Picture the scene: it’s half-time, City are up 3-0 to Sunderland, and we’re sitting pretty.
It wasn’t difficult to believe that we were back, and that the lapse of form in recent weeks was because of a busy festive period, or injuries, or new players needing time to adjust. Hell, you could blame it on the players’ realising they’d been wearing the wrong studs for all I cared. It didn’t matter – we were back.

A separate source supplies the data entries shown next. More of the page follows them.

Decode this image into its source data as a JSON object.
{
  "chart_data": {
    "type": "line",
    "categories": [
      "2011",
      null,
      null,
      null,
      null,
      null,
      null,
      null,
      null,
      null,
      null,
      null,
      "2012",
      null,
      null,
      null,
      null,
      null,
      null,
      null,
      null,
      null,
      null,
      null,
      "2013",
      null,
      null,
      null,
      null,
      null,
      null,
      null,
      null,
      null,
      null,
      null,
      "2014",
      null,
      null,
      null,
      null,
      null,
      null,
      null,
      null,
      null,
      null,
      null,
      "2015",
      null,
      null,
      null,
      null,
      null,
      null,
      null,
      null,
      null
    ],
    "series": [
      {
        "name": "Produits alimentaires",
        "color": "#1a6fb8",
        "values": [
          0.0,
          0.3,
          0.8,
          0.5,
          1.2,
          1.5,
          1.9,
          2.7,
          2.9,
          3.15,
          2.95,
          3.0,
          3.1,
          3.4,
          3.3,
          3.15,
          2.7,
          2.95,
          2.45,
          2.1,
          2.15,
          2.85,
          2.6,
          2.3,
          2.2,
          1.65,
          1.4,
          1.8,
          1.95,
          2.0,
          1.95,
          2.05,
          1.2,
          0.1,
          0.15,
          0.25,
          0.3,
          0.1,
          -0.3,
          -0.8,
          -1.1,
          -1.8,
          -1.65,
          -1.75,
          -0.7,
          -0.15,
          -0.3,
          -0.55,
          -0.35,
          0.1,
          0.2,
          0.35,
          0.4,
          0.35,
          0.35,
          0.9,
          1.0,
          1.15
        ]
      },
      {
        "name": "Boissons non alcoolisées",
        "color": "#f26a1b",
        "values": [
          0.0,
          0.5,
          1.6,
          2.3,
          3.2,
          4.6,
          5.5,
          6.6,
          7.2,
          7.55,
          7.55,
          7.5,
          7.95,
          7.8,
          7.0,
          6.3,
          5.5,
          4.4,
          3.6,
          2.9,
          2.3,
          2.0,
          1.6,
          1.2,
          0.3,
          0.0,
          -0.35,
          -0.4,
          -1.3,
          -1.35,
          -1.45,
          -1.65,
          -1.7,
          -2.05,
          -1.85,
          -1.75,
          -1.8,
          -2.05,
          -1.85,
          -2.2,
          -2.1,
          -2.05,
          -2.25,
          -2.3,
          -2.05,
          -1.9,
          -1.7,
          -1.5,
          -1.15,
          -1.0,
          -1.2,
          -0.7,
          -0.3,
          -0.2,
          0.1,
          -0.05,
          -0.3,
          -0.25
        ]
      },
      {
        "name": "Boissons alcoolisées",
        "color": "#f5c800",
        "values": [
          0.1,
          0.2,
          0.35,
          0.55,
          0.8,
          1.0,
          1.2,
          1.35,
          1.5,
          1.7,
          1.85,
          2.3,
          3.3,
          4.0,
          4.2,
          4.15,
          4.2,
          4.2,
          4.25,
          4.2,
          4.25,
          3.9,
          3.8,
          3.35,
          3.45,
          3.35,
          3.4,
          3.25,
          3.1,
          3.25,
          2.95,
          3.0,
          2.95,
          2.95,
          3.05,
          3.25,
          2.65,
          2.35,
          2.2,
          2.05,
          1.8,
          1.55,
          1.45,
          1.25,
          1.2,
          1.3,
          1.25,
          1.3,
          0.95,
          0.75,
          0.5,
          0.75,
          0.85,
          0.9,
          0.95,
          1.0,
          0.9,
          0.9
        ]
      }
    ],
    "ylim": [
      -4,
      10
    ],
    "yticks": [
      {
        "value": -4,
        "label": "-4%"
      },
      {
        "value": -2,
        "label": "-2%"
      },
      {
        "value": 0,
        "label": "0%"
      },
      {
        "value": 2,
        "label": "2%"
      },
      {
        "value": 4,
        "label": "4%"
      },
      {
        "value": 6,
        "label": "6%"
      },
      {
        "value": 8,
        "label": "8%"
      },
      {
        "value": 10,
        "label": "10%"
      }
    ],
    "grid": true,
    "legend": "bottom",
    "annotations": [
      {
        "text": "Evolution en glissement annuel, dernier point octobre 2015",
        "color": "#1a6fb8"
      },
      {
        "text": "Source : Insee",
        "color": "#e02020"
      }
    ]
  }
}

And you couldn’t blame me for getting ahead of myself. After watching 45 minutes of Bristol City demolish the just-demoted Black Cats, I’d completely forgotten what a tricky period we’d been going through recently. Unrecognisable were the team who’d just lost away to Bolton. Unrecognisable were the team who’d not long ago been smashed 5-0 by likely promotion candidates Aston Villa. Unrecognisable were the team of last season who would regularly bottle leads against the likes of Sheffield Wednesday, Reading and Derby.
When that first goal went in against us in the 80th minute, I wasn’t going to start panicking. It was unlucky, and you couldn’t hold it against Brownhill. He was in the wrong place at the wrong time. Why on earth Paterson allowed that cross to happen was beyond me, though, as he did the same thing at the Ethiad for Aguero’s late winner.

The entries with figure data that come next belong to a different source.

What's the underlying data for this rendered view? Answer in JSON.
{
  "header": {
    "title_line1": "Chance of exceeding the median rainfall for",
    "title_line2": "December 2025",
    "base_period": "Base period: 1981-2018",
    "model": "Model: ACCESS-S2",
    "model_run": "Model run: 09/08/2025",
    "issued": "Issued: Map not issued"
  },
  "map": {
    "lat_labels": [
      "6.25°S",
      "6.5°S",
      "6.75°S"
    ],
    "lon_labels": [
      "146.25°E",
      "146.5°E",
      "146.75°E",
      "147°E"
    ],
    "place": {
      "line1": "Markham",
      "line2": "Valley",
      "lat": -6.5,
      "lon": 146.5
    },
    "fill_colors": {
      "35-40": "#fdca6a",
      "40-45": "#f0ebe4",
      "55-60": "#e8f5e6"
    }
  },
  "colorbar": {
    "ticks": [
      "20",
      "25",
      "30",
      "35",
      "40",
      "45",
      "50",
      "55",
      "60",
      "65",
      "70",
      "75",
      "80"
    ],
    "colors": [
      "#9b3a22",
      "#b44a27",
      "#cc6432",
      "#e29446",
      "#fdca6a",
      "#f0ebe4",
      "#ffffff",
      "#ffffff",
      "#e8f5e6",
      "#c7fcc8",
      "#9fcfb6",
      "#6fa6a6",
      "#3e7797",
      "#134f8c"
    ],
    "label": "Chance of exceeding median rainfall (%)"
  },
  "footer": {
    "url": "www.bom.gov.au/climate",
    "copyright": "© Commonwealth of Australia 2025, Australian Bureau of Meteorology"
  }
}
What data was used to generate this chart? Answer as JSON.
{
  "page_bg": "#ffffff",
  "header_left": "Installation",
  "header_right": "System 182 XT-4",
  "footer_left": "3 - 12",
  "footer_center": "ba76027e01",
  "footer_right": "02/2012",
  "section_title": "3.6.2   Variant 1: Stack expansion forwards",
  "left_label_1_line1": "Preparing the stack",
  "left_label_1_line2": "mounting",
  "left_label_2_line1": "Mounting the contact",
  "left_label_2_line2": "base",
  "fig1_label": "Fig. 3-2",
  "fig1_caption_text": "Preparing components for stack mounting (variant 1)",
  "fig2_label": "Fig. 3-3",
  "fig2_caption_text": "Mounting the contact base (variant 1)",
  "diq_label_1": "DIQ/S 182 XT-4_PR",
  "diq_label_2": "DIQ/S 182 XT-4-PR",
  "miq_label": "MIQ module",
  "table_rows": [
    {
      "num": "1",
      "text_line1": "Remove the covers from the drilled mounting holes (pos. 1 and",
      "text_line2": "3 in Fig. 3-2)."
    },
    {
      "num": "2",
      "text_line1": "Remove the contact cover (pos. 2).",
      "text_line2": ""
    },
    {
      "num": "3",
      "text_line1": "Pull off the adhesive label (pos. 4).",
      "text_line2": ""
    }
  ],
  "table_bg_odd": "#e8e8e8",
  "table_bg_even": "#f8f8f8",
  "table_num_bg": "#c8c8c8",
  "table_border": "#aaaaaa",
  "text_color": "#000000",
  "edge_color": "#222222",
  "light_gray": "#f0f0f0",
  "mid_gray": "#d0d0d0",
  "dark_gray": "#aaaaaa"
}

But we were still two goals ahead, and we had to score for them. If we made some subs and got back into the game a bit, we would easily hold for 20 minutes. No problem.
That was 20 long, long minutes. Made even longer by Johnson’s bizarre refusal to bring on any subs until added-time. All we needed was another midfielder. A single midfielder! Didn’t we just spend about £1m on one from Everton?
It was also at this point that I was starting to realise how lost Diony and Diedhoiu are in this game. Aside from Diedhoiu’s disallowed goal for hand ball, he’d been largely invisible most of the second-half, and his touch was going a bit wild. Diony’s touch, on the other hand, was spot on. So why was Diedhiou coming short to make chances for Diony to run onto? Not a clue.
Less than a minute later, the old fear was starting to kick back in. Here we go again – going to sleep again; going to bottle it again. Brownhill was just letting McGeady run away from him, while Diedhiou was slow to respond. And why wasn’t there a wall?
But it was important to stay positive, with less than ten minutes to go. We aren’t the team that bottles these sorts of leads anymore: that’s old Bristol City. This is new Bristol City. This is four-Prem-beatings-on-the-bounce, sixth-team-in-the-Championship, Man-Utd-humiliating Bristol City.
I must admit: I knew what was coming. Everyone did. I told myself these things just to make myself more comfortable in the moment. What I really should’ve done was resign myself to what was to come. Maybe that way it would’ve hurt less. Probably not.
Also, I can’t be the only one who’s realised it’s always at least four minutes added time. No matter what happens – if a player loses a leg or the ball doesn’t go out of play for an entire half: four minutes at least. Oh well, they only needed two of them, and what I said when they equalised can’t be printed.
You know when your parents say to you, “I’m not mad, son, I’m just disappointed”? Well, this wasn’t like that. I was mad, miserable, disgusted and frenzied, all rolled up nicely into a neat little football-shaped ball. One thing I wasn’t, was surprised. You can’t be as a Bristol City fan, or any football fan for that matter. This is all part of the game. One minute your team are scoring added-time winners against one of the best teams in the country, the next minute that same team are conceding one against relegation candidates the league-below.
None of this changes the feeling though. It’s a sinking feeling I don’t think I’ll ever get used to. It’s a feeling that rivals getting an untimely phone call in the middle of the night, or even hearing the words, “we need to talk”. It’s nice to think these feelings eventually balance themselves out, and that for every 5-0 battering lies ahead a victory of similar magnitude. It’s nice to think.